December 29, 2006

Metaprogramming method closures in Ruby

night01.jpg

In my previous post, Of Closures, methods, procs, scope, and Ruby, I discussed how blocks and procs are closures in Ruby while methods are not.

To review, this won't work:

class MyClass
    @friend

    hello_string = "Hello"

    def initialize
        @friend = "Kitty"
    end

    def say_hello
        puts hello_string + " " + @friend  # Bzzt!  hello_string is not in scope
    end
end

my_object = MyClass.new

my_object.say_hello # Bzzt!

And neither will this (at the toplevel):

hello_string = "Hello, world!"

def say_hello
    puts hello_string  # Bzzt!  hello_string is not in scope
end

say_hello # Bzzt!

In response Kurt hypothesized we could get method closures in Ruby with a bit of metaprogramming.

And he's right.

As Bryce points out, Ruby's Module class has a private method nammed define_method that defines a new method given a symbol representing its name, and a block representing its body.

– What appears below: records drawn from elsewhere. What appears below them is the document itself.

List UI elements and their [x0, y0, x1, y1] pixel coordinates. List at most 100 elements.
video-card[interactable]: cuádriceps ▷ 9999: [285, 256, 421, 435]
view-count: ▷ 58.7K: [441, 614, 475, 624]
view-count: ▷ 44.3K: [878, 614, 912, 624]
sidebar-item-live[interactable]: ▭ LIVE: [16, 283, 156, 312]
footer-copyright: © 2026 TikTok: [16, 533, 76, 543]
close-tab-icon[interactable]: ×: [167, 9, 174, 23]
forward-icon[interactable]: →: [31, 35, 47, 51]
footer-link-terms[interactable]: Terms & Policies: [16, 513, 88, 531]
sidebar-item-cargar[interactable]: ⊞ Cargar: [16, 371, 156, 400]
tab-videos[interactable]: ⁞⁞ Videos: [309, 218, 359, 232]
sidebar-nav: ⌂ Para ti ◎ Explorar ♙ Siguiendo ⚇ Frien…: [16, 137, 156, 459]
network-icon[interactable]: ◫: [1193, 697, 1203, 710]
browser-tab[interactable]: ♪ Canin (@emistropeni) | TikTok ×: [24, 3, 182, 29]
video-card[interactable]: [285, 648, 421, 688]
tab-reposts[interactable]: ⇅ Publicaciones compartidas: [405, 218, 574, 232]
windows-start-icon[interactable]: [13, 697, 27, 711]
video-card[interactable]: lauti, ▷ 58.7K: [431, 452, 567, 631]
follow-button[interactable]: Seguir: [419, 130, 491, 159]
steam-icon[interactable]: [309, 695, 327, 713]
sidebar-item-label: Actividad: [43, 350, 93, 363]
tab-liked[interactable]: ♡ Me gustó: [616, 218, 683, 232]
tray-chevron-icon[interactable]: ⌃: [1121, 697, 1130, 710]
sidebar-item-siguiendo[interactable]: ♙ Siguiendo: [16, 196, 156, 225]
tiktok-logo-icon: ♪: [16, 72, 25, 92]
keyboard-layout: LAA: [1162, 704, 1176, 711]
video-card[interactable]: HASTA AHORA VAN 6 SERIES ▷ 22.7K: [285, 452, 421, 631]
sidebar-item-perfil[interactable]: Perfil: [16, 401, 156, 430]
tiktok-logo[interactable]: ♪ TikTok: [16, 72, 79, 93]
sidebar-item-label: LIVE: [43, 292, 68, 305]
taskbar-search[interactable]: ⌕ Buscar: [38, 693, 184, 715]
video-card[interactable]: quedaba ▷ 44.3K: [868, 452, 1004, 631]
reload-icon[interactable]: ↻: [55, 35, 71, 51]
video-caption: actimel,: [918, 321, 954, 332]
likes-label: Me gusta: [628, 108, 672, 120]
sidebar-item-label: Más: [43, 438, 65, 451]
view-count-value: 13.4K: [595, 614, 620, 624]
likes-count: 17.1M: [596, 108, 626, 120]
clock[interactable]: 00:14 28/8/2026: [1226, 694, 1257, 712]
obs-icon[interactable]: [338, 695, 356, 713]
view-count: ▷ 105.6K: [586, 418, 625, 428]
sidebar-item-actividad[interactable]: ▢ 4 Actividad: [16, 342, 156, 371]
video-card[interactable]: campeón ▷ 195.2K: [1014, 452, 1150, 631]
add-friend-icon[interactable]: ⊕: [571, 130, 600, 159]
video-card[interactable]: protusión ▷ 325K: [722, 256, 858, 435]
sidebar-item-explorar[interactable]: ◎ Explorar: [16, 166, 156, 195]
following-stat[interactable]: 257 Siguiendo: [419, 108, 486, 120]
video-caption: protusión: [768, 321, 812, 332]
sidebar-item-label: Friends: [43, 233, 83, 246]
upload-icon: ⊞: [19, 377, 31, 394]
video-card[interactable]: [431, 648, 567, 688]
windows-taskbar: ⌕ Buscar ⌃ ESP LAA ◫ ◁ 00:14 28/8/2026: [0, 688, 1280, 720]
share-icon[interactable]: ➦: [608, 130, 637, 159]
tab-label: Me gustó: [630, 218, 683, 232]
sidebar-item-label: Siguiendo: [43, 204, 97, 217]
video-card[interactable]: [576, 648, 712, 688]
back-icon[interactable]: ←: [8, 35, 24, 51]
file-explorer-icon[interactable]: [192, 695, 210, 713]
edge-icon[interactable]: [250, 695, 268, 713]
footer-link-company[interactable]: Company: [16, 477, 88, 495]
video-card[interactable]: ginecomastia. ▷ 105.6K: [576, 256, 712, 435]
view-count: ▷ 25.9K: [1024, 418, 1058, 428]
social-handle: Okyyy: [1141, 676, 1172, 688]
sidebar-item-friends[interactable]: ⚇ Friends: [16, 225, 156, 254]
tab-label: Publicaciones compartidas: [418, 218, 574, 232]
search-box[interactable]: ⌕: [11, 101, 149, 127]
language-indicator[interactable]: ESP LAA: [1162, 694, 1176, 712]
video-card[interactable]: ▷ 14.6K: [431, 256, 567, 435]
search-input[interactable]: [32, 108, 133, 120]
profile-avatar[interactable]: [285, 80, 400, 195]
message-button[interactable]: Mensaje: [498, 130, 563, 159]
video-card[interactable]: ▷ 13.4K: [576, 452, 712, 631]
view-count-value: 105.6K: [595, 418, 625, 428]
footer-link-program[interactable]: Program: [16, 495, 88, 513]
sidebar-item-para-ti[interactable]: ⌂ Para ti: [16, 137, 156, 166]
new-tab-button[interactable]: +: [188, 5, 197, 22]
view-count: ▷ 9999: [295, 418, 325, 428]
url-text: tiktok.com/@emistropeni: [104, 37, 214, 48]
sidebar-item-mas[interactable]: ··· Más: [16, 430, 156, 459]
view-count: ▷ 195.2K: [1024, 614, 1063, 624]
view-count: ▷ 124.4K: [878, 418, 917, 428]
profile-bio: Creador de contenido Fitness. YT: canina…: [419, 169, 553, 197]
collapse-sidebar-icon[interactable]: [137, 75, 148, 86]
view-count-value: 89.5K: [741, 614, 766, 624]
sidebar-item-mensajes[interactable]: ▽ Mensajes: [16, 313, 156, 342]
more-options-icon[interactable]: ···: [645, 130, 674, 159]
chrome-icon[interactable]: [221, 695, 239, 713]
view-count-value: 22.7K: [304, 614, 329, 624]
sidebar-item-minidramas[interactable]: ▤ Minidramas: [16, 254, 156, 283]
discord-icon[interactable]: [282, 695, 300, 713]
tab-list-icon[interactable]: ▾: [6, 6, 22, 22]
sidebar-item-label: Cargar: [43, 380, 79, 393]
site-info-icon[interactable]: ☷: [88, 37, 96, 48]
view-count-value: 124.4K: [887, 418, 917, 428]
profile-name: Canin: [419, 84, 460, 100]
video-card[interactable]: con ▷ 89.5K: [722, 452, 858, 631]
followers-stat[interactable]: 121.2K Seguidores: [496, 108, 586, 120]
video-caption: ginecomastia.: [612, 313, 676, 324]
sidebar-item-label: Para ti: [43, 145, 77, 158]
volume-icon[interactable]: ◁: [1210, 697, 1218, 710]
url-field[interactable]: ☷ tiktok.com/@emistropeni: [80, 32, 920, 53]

Because the second parameter is a block, and blocks can be closures, this gives us the key to defining method closures.

Within the context of a class definition:

class MyClass
    @friend
    hello_string = "Hello"

    def initialize
        @friend = "Kitty"
    end

    define_method(:say_hello) { puts hello_string + " " + @friend }
end

my_object = MyClass.new  

my_object.say_hello # Hello Kitty

Yay!

But suppose we want to define one-off methods from the top-level instead.

Because define_method is private, normally we wouldn't be able to call it outside a class definition, but we can get around this using the send hack.

Let's define a convenience method:

def lexdef(method_symbol, &block) 
    self.class.send :define_method, method_symbol, &block
end

And now we can define method closures from the toplevel:

hello_string = "Hello"

lexdef :say_hello do |friend|
    puts hello_string + " " + friend
end

say_hello "Kitty" # Hello Kitty

Voilà! An unobtrusive syntax for defining method closures!

I like it :)

As of Ruby 1.8, blocks don't yet support Ruby's first-class syntax for receiving block arguments. So this won't work:

hello_string = "Hello"

lexdef :say_hello do |friend, &formalize|   # Bzzt!  Syntax error
    puts hello_string + " " + yield(friend)
end

say_hello("Kitty") { |friend| "Ms. " + friend }

But word on the street is &block arguments to blocks will be supported in Ruby 1.9.